Reduced MSC-mediated T-cell suppression capacity in patients with atherosclerosis and type 2 diabetes. a MSCs from patients with atherosclerosis (ATH; n = 18; *p = 0.02) have a decreased capacity to suppress CD4+ T-cell proliferation at 1:8 MSC:CD4+ T cell ratio compared to age-matched controls without atherosclerosis (non-ATH, n = 9). b MSCs from patients with ATH (n = 12) and type 2 diabetes mellitus (T2DM) (n = 12) have impaired suppressive capacity compared to age-matched ATH controls (*p = 0.04). c MSC function is compromised in age-matched patients with chronic inflammatory diseases (non-ATH < ATH < ATH+T2DM; n = 7 per group; *p = 0.02, **p = 0.002)

Discussion

The PRECISE trial demonstrated the feasibility, safety and potential therapeutic benefit of the transendocardial administration of autologous adipose-derived MSCs in no-option patients with ischemic cardiomyopathy [7]. This study provided a proof of concept to test MSCs in larger ongoing clinical trials [6]. However, the improvement of cardiac function varied in preclinical trials.
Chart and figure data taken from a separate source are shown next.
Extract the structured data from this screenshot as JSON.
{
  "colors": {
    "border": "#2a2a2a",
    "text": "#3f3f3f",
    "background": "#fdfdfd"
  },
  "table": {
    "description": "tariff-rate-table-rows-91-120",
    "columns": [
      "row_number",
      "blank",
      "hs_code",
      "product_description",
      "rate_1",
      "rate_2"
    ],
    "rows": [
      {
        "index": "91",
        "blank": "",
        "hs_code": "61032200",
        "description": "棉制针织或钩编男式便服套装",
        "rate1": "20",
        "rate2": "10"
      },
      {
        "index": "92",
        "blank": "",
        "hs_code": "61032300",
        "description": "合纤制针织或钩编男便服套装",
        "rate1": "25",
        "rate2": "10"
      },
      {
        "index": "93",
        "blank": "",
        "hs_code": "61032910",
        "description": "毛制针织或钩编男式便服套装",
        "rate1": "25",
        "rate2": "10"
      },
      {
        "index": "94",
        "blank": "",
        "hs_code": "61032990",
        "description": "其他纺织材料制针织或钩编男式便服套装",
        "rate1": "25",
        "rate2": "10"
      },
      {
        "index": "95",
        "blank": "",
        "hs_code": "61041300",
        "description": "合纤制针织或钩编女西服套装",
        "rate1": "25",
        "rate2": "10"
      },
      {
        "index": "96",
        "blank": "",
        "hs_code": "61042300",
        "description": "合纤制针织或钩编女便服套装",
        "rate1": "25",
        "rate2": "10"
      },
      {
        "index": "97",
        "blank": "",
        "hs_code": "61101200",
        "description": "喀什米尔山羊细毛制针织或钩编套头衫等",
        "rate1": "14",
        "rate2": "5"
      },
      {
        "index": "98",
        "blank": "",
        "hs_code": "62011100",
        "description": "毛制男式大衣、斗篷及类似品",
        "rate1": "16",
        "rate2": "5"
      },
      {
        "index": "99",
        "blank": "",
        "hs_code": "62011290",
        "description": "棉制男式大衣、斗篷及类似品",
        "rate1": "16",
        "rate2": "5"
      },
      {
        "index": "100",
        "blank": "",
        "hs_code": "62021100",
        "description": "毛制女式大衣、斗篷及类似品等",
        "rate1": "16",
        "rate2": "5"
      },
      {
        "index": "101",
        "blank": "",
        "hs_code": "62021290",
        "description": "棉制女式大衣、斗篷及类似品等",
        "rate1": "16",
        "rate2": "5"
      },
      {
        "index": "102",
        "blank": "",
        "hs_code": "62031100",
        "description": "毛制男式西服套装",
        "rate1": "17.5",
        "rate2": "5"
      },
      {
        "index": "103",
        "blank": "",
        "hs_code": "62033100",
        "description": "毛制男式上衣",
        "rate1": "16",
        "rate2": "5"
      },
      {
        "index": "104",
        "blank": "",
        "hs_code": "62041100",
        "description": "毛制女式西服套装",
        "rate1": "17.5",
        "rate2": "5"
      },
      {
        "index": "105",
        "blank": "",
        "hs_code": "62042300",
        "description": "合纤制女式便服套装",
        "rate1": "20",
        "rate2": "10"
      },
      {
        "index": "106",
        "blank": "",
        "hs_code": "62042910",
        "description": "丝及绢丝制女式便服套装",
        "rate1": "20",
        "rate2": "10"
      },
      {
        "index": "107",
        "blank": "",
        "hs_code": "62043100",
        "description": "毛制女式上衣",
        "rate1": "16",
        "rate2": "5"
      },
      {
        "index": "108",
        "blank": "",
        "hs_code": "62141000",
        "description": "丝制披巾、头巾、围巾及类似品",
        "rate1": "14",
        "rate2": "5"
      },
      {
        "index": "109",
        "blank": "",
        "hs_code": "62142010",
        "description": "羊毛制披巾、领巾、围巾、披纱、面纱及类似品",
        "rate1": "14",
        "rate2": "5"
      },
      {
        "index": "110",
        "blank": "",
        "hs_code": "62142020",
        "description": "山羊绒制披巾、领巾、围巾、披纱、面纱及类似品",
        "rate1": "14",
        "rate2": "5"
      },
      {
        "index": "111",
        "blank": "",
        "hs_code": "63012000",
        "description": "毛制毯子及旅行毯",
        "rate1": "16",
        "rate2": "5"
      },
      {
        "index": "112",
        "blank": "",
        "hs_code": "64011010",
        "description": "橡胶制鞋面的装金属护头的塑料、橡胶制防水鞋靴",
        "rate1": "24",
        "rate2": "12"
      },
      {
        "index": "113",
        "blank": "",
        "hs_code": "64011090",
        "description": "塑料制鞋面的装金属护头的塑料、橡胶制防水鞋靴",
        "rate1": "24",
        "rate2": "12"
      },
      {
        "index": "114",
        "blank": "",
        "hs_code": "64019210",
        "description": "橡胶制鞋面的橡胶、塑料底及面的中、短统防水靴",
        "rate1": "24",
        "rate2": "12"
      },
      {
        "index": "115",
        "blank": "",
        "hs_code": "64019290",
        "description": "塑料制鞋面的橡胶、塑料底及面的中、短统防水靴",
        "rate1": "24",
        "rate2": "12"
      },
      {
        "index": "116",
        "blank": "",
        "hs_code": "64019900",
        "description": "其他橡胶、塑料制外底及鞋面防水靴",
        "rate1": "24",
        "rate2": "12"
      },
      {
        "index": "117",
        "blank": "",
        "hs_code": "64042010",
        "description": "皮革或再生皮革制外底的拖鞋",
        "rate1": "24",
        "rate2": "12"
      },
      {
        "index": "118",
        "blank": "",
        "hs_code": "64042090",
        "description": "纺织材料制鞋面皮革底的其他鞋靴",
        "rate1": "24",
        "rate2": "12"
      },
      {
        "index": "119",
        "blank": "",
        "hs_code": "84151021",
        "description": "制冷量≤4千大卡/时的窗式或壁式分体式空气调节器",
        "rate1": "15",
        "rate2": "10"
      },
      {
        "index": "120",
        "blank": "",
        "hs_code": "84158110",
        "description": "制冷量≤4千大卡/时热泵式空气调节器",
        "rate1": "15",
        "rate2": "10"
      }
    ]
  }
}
This emphasizes the need to define determinants of MSC therapeutic efficiency that will inform on proper donor selection [7, 14]. Previous data suggest that the aging process may impair the functional activity of murine MSCs, limiting their therapeutic potential [15]. Delineating the effects of aging and age-associated conditions on MSC function is critical, since the vast majority of patients that would benefit from MSC use in the context of ATH are elderly individuals. Notably, a significant proportion of this cohort also has T2DM [16]. Furthermore, defining the factors that impact MSC function would help to identify proper criteria to select the most therapeutically efficient cells for clinical applications.
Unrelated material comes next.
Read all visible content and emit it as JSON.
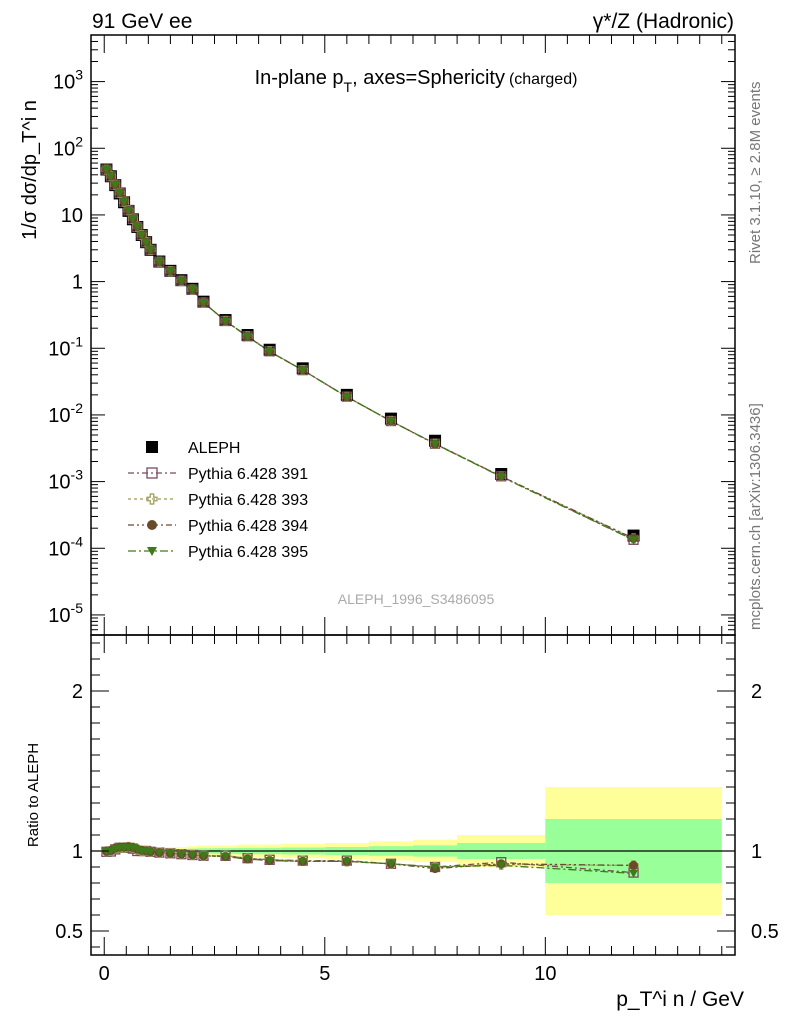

Recent evidence confirmed that early-passage (i.e., passages 2–4) and freshly harvested MSCs have better in vitro T-cell suppression capacity and are associated with more clinical benefits than late-passage and freeze/thawed MSCs [17]. Our findings suggest that even when tested under “optimal” conditions (i.e., fresh early-passage MSCs in a reproducible immunopotency assay [13]), MSCs from elderly subjects with ATH have impaired T-cell suppression compared to their non-elderly adult counterparts. Consistent with previous studies [18, 19], this impaired function was not explained by differences in the MSC proliferative capacity or phenotype. Similar to E-MSCs, MSCs from donors with ATH and T2DM have reduced MSC-mediated T-cell suppression, and the coexistence of these chronic inflammatory conditions further compromise MSC function.
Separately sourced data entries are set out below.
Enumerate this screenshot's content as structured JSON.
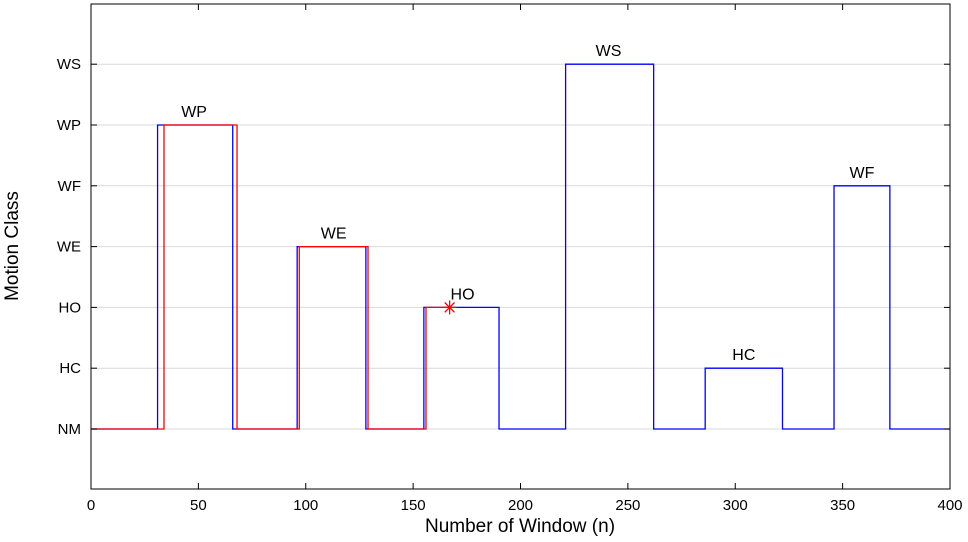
{
  "chart_data": {
    "type": "line",
    "xlabel": "Number of Window (n)",
    "ylabel": "Motion Class",
    "xlim": [
      0,
      400
    ],
    "x_ticks": [
      0,
      50,
      100,
      150,
      200,
      250,
      300,
      350,
      400
    ],
    "y_categories": [
      "NM",
      "HC",
      "HO",
      "WE",
      "WF",
      "WP",
      "WS"
    ],
    "grid": "horizontal",
    "series": [
      {
        "color": "#0000ff",
        "steps": [
          {
            "x0": 0,
            "x1": 31,
            "y": "NM"
          },
          {
            "x0": 31,
            "x1": 66,
            "y": "WP"
          },
          {
            "x0": 66,
            "x1": 96,
            "y": "NM"
          },
          {
            "x0": 96,
            "x1": 128,
            "y": "WE"
          },
          {
            "x0": 128,
            "x1": 155,
            "y": "NM"
          },
          {
            "x0": 155,
            "x1": 190,
            "y": "HO"
          },
          {
            "x0": 190,
            "x1": 221,
            "y": "NM"
          },
          {
            "x0": 221,
            "x1": 262,
            "y": "WS"
          },
          {
            "x0": 262,
            "x1": 286,
            "y": "NM"
          },
          {
            "x0": 286,
            "x1": 322,
            "y": "HC"
          },
          {
            "x0": 322,
            "x1": 346,
            "y": "NM"
          },
          {
            "x0": 346,
            "x1": 372,
            "y": "WF"
          },
          {
            "x0": 372,
            "x1": 400,
            "y": "NM"
          }
        ]
      },
      {
        "color": "#ff0000",
        "steps": [
          {
            "x0": 0,
            "x1": 34,
            "y": "NM"
          },
          {
            "x0": 34,
            "x1": 68,
            "y": "WP"
          },
          {
            "x0": 68,
            "x1": 97,
            "y": "NM"
          },
          {
            "x0": 97,
            "x1": 129,
            "y": "WE"
          },
          {
            "x0": 129,
            "x1": 156,
            "y": "NM"
          },
          {
            "x0": 156,
            "x1": 167,
            "y": "HO"
          }
        ],
        "end_marker": {
          "x": 167,
          "y": "HO",
          "symbol": "*"
        }
      }
    ],
    "annotations": [
      {
        "text": "WP",
        "x": 48,
        "y": "WP"
      },
      {
        "text": "WE",
        "x": 113,
        "y": "WE"
      },
      {
        "text": "HO",
        "x": 173,
        "y": "HO"
      },
      {
        "text": "WS",
        "x": 241,
        "y": "WS"
      },
      {
        "text": "HC",
        "x": 304,
        "y": "HC"
      },
      {
        "text": "WF",
        "x": 359,
        "y": "WF"
      }
    ]
  }
}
The overall efficacy of stem cell transplantation relies on the activity of donor cells and tissue environment. Our co-culture model is limited to MSCs and PBMCs and does not fully simulate all the components of the in vivo ischemic and inflammatory environment. However, this system predicts the MSC immunomodulatory potency, which is the most relevant mechanism for the therapeutic effect of MSCs [13]. The finding that age, T2DM and ATH are associated with reduced MSC immunomodulatory function is in line with a recent report suggesting that MSCs from subjects over 60 years of age have a reduced ability to ameliorate myocardial function compared to patients younger than 40 years [20]. A reduction of MSC-secreted angiogenic factors [18], an increased vulnerability to hypoxic injury [21] and higher levels of miR-335 are mechanisms proposed to account for the diminished reparative activities of E-MSCs.

Conclusions

In summary, our results indicate that age and age-associated conditions (T2DM and ATH) decrease the immunomodulatory capacity of MSCs, highlighting the relevance of donor selection and the need for proper immunological characterization of MSCs. Understanding the interplay between aging, MSC function and their clinical implications remains the only rational path to the successful therapeutic use of MSCs.